Optics: Farce of the Penguins

By Ryan Pike

Back in 2005, moviegoers were transfixed by a documentary about emperor penguins making an arduous journey to their mating grounds. Filmed over the course of a year by director Luc Jacquet, March of the Penguins won the Academy Award for feature-length documentary and spawned a series of unrelated films about penguins. Some of these films, like Happy Feet, were charming in a kitschy way, at the very least. Farce of the Penguins is almost entirely devoid of any redeeming qualities whatsoever.

Written and directed by Bob Saget, Farce of the Penguins takes stock footage of penguins walking and edits it to make it seem like the penguins are talking.
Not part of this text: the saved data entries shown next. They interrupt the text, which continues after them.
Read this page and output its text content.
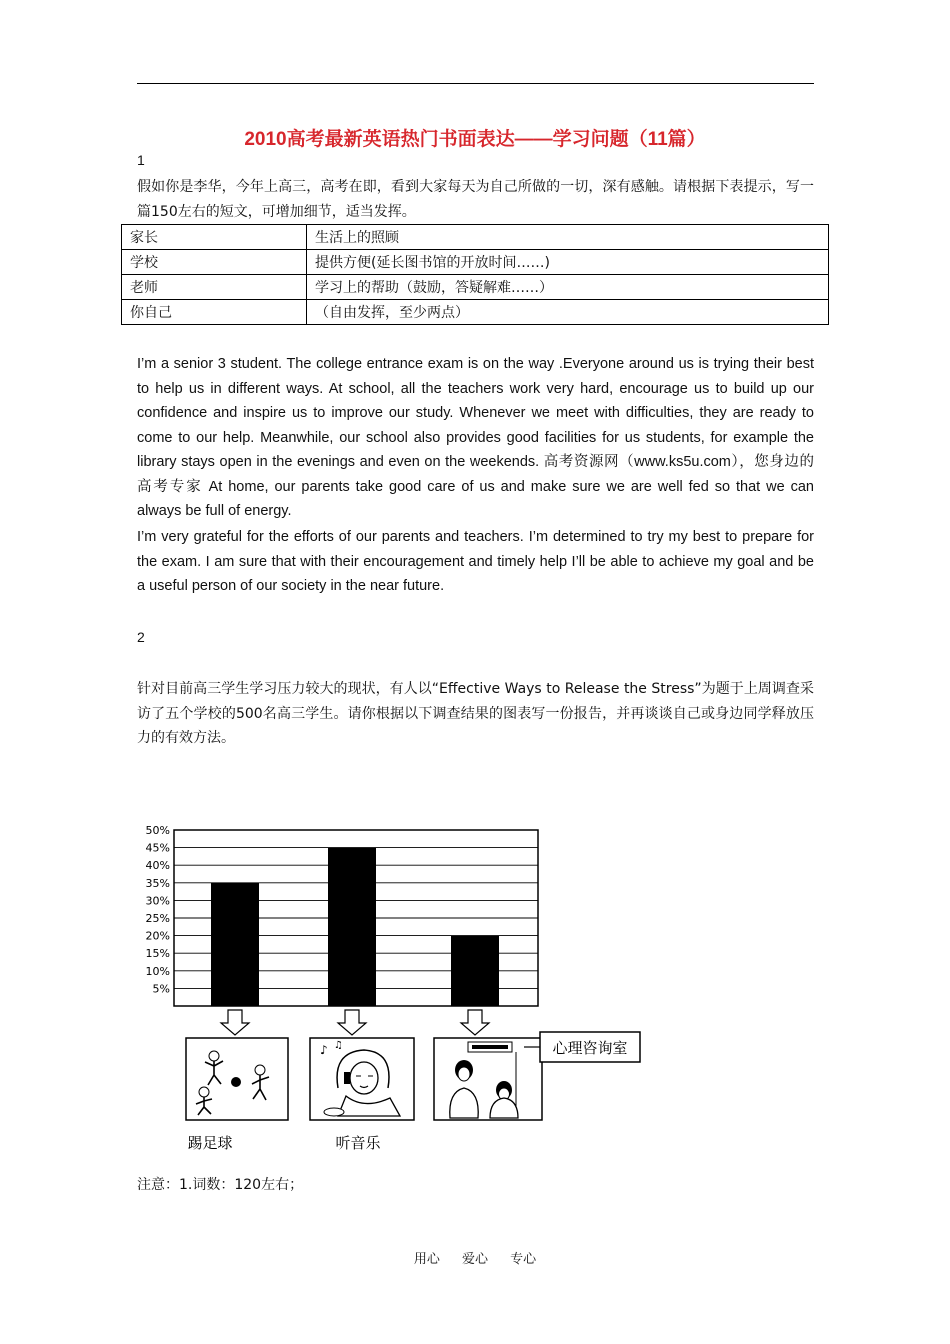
2010高考最新英语热门书面表达——学习问题（11篇）
1
假如你是李华，今年上高三，高考在即，看到大家每天为自己所做的一切，深有感触。请根据下表提示，写一篇150左右的短文，可增加细节，适当发挥。
家长	生活上的照顾
学校	提供方便(延长图书馆的开放时间……)
老师	学习上的帮助（鼓励，答疑解难……）
你自己	（自由发挥，至少两点）
I’m a senior 3 student. The college entrance exam is on the way .Everyone around us is trying their best to help us in different ways. At school, all the teachers work very hard, encourage us to build up our confidence and inspire us to improve our study. Whenever we meet with difficulties, they are ready to come to our help. Meanwhile, our school also provides good facilities for us students, for example the library stays open in the evenings and even on the weekends. 高考资源网（www.ks5u.com），您身边的高考专家 At home, our parents take good care of us and make sure we are well fed so that we can always be full of energy.
I’m very grateful for the efforts of our parents and teachers. I’m determined to try my best to prepare for the exam. I am sure that with their encouragement and timely help I’ll be able to achieve my goal and be a useful person of our society in the near future.
2
针对目前高三学生学习压力较大的现状，有人以“Effective Ways to Release the Stress”为题于上周调查采访了五个学校的500名高三学生。请你根据以下调查结果的图表写一份报告，并再谈谈自己或身边同学释放压力的有效方法。
5%
10%
15%
20%
25%
30%
35%
40%
45%
50%
♪ ♫	心理咨询室
踢足球	听音乐
注意：1.词数：120左右；
用心 爱心 专心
Dubbed over the footage is some of the most god-awful dialogue in recent memory and a plot combining the worst possible elements of the romantic comedy genre, as two penguins walk to their mating grounds, swear and talk about penguin sex. At their destination await a bunch of female penguins, who spend the duration standing around and talking about stupid shit.

Despite how awesome penguins are, Farce kills the novelty off quickly. The result is 80 minutes of listening to Bob Saget and Lewis Black performing terrible dialogue, with frequent cutaways to uninspired, unfunny gags. Tying the whole debacle together is the phoned-in narration of Samuel L. Jackson. While hearing Jackson swearing is always fun, the writing is so terrible that listening to him becomes a chore. That Farce destroys the comedic value of Samuel L. Jackson, penguins and swearing all at once speaks volumes about the quality of the screenplay, which was likely written in crayon on a cocktail napkin several minutes before the deadline. Just like this review.